Ópera (Foto: Tuca Siqueira/ Divulgação)

Mídia, melodrama e comicidade em Ópera
Por Fernando de Albuquerque

Criação do coletivo Angu de Teatro, nascido em 2003, Ópera tem direção de Marcondes Lima e texto de Newton Moreno. No elenco estão seis bons atores: Fábio Caio, Dirceu Siqueira, Tatto Medinni, Arilson Lopes, Ivo Barreto e André Brasileiro. O espetáculo se divide em quatro histórias independentes que ganham uma linguagem midiática que agita o espaço cênico e favorece a atuação.
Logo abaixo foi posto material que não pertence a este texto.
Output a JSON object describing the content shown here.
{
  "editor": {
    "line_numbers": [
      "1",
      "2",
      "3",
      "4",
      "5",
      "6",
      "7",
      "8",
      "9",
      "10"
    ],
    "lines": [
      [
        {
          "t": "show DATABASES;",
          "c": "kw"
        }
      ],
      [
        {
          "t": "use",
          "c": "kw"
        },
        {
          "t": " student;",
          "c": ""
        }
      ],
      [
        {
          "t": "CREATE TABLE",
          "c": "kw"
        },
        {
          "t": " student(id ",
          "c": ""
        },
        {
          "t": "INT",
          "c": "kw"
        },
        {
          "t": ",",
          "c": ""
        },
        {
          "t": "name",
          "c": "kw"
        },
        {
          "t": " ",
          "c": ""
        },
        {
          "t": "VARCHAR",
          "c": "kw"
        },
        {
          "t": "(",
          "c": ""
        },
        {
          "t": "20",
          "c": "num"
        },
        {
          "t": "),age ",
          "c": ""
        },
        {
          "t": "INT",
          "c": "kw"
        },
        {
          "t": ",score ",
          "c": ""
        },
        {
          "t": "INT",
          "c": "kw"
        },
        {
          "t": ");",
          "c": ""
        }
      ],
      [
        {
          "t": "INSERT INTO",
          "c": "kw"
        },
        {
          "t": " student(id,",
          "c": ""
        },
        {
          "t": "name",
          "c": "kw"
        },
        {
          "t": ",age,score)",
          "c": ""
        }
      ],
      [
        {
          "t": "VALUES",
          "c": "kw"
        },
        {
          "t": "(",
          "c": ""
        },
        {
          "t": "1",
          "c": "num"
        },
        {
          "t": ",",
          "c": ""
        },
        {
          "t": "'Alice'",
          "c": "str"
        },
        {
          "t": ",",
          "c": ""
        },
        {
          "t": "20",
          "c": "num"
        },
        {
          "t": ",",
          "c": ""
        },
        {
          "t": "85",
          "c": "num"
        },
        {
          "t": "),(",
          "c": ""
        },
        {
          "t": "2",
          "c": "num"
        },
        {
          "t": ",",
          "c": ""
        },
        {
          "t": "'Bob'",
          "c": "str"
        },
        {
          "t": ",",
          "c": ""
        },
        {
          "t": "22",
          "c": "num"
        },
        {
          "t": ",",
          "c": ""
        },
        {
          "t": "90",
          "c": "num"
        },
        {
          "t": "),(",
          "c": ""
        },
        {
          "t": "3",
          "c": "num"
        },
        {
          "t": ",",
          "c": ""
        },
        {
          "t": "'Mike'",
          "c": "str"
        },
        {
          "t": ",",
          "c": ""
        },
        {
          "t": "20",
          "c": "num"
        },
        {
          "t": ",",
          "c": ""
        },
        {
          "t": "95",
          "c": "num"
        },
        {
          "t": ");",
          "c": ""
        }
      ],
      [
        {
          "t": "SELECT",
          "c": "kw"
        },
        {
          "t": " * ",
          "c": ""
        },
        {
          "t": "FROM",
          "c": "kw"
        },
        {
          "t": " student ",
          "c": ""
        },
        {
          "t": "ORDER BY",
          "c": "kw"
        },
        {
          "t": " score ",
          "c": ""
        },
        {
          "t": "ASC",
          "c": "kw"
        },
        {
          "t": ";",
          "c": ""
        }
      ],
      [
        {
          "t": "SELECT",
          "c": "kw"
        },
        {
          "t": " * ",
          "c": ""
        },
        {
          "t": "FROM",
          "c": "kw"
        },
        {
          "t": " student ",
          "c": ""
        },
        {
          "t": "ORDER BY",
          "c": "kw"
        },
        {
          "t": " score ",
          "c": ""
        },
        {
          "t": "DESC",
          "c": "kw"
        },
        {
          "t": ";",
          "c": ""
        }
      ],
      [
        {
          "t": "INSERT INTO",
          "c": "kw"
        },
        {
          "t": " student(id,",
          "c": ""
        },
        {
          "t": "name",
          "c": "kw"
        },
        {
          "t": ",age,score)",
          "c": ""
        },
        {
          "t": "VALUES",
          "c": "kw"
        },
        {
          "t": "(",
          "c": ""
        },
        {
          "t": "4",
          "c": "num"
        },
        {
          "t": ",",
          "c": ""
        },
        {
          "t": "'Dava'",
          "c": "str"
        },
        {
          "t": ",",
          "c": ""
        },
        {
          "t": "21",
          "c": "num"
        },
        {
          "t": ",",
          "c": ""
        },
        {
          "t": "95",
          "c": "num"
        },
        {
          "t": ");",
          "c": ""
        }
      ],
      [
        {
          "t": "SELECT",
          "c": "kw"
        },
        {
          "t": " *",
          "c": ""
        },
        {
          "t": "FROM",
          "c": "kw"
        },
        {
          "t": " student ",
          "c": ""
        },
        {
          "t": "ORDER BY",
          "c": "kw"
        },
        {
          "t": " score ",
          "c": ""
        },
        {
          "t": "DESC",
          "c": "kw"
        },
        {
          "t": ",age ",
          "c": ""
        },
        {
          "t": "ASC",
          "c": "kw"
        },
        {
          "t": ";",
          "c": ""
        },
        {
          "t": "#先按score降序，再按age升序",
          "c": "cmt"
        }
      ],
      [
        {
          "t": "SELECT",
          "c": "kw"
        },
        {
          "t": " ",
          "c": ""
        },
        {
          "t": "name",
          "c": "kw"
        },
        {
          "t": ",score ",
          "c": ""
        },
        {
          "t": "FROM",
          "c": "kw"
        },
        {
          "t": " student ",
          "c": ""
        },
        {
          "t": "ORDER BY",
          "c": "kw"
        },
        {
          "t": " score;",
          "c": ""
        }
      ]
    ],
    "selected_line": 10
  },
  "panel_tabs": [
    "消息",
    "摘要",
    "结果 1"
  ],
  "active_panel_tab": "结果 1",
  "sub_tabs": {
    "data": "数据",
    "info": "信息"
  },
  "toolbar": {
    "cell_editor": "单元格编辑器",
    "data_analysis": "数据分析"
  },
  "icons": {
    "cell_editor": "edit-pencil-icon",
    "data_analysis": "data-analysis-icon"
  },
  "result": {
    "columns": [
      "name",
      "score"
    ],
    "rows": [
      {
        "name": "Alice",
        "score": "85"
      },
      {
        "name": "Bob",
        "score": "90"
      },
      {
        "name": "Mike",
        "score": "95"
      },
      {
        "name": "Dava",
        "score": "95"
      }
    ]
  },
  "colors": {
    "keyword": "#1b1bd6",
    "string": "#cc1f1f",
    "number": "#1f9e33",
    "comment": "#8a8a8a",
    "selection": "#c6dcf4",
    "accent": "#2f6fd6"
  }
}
São elas: “O Cão” com o formato das novelas radiofônicas; “O Troféu”, das fotonovelas da década de 60; “Culpa”, das telenovelas, e por fim, “Ópera” , como o próprio nome sugere, é uma micro-ópera auto-referente. Todas as historietas têm como intervalo uma performance de grandes mitos musicais da cultura queer, como Tina Tuner, Rita Pavone, Rosana, entre outros.

A roupagem cômica é a principal estratégia da apresentação que toca em pontos polêmicos como preconceito, amor, relação com o corpo com humor ferino e escrachado que, queira ou não, tornou-se o principal símbolo da homosexualidade. É quase impossível não estar atento à todos as minúcias do espetáculo que apresenta o figurino como um dos pontos mais bem resolvidos.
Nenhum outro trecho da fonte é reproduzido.